Judge Steven Hippler was not convinced, and neither was Wittwer, who called the explanation sheer absurdity and a real whopper of a story.

A friend testified he and Roberts went out to bars less than a mile from Ward's home that night, and Roberts vanished several times. During the last disappearance, he was gone for two hours, re-emerging at a strip club with an unexplained cut on his arm at about 4 a.m.

That was roughly the same time neighbors noticed the fire and called 911. Roberts had borrowed
a car that night and had more than enough time to get to Ward's home and back, Wittwer said.
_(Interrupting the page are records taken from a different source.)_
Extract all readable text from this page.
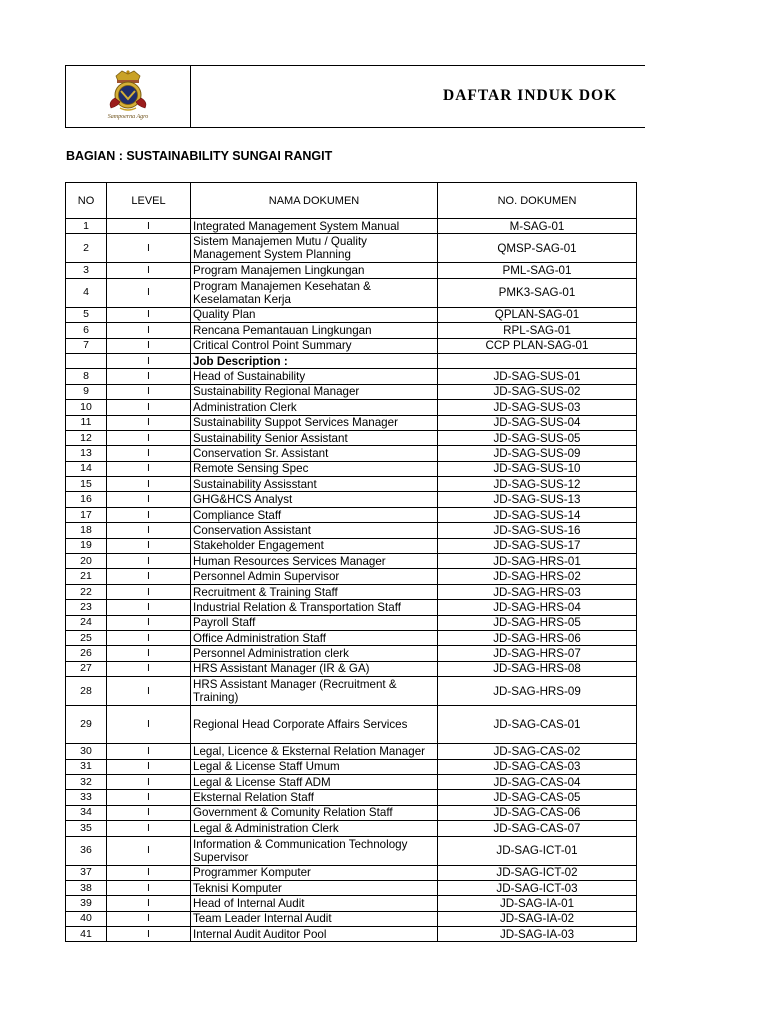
Sampoerna Agro
DAFTAR INDUK DOK
BAGIAN : SUSTAINABILITY SUNGAI RANGIT
NO	LEVEL	NAMA DOKUMEN	NO. DOKUMEN
1	I	Integrated Management System Manual	M-SAG-01
2	I	Sistem Manajemen Mutu / Quality Management System Planning	QMSP-SAG-01
3	I	Program Manajemen Lingkungan	PML-SAG-01
4	I	Program Manajemen Kesehatan & Keselamatan Kerja	PMK3-SAG-01
5	I	Quality Plan	QPLAN-SAG-01
6	I	Rencana Pemantauan Lingkungan	RPL-SAG-01
7	I	Critical Control Point Summary	CCP PLAN-SAG-01
	I	Job Description :	
8	I	Head of Sustainability	JD-SAG-SUS-01
9	I	Sustainability Regional Manager	JD-SAG-SUS-02
10	I	Administration Clerk	JD-SAG-SUS-03
11	I	Sustainability Suppot Services Manager	JD-SAG-SUS-04
12	I	Sustainability Senior Assistant	JD-SAG-SUS-05
13	I	Conservation Sr. Assistant	JD-SAG-SUS-09
14	I	Remote Sensing Spec	JD-SAG-SUS-10
15	I	Sustainability Assisstant	JD-SAG-SUS-12
16	I	GHG&HCS Analyst	JD-SAG-SUS-13
17	I	Compliance Staff	JD-SAG-SUS-14
18	I	Conservation Assistant	JD-SAG-SUS-16
19	I	Stakeholder Engagement	JD-SAG-SUS-17
20	I	Human Resources Services Manager	JD-SAG-HRS-01
21	I	Personnel Admin Supervisor	JD-SAG-HRS-02
22	I	Recruitment & Training Staff	JD-SAG-HRS-03
23	I	Industrial Relation & Transportation Staff	JD-SAG-HRS-04
24	I	Payroll Staff	JD-SAG-HRS-05
25	I	Office Administration Staff	JD-SAG-HRS-06
26	I	Personnel Administration clerk	JD-SAG-HRS-07
27	I	HRS Assistant Manager (IR & GA)	JD-SAG-HRS-08
28	I	HRS Assistant Manager (Recruitment & Training)	JD-SAG-HRS-09
29	I	Regional Head Corporate Affairs Services	JD-SAG-CAS-01
30	I	Legal, Licence & Eksternal Relation Manager	JD-SAG-CAS-02
31	I	Legal & License Staff Umum	JD-SAG-CAS-03
32	I	Legal & License Staff ADM	JD-SAG-CAS-04
33	I	Eksternal Relation Staff	JD-SAG-CAS-05
34	I	Government & Comunity Relation Staff	JD-SAG-CAS-06
35	I	Legal & Administration Clerk	JD-SAG-CAS-07
36	I	Information & Communication Technology Supervisor	JD-SAG-ICT-01
37	I	Programmer Komputer	JD-SAG-ICT-02
38	I	Teknisi Komputer	JD-SAG-ICT-03
39	I	Head of Internal Audit	JD-SAG-IA-01
40	I	Team Leader Internal Audit	JD-SAG-IA-02
41	I	Internal Audit Auditor Pool	JD-SAG-IA-03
But defense attorney Robert Chastain argued prosecutors needed more to prove Roberts guilty.

This is a case about association, not causation, he said.

Chastain said that although Roberts was at the home the night of the arson, there was no
evidence that he set it: there were no fingerprints and no blood found on the gas cans used to spread the fire.

At best, they have him at the scene, he said. Merely being present at the scene of the crime
doesn't make anybody guilty of anything.

But Hippler sided with the prosecution, finding Roberts guilty of first-degree arson, burglary and a persistent violator sentencing enhancement that could qualify him for life in prison. Roberts has previous felony convictions for grand theft, burglary and aggravated assault in Idaho and unlawful driving or taking a vehicle in California.

He is scheduled for sentencing Aug. 19.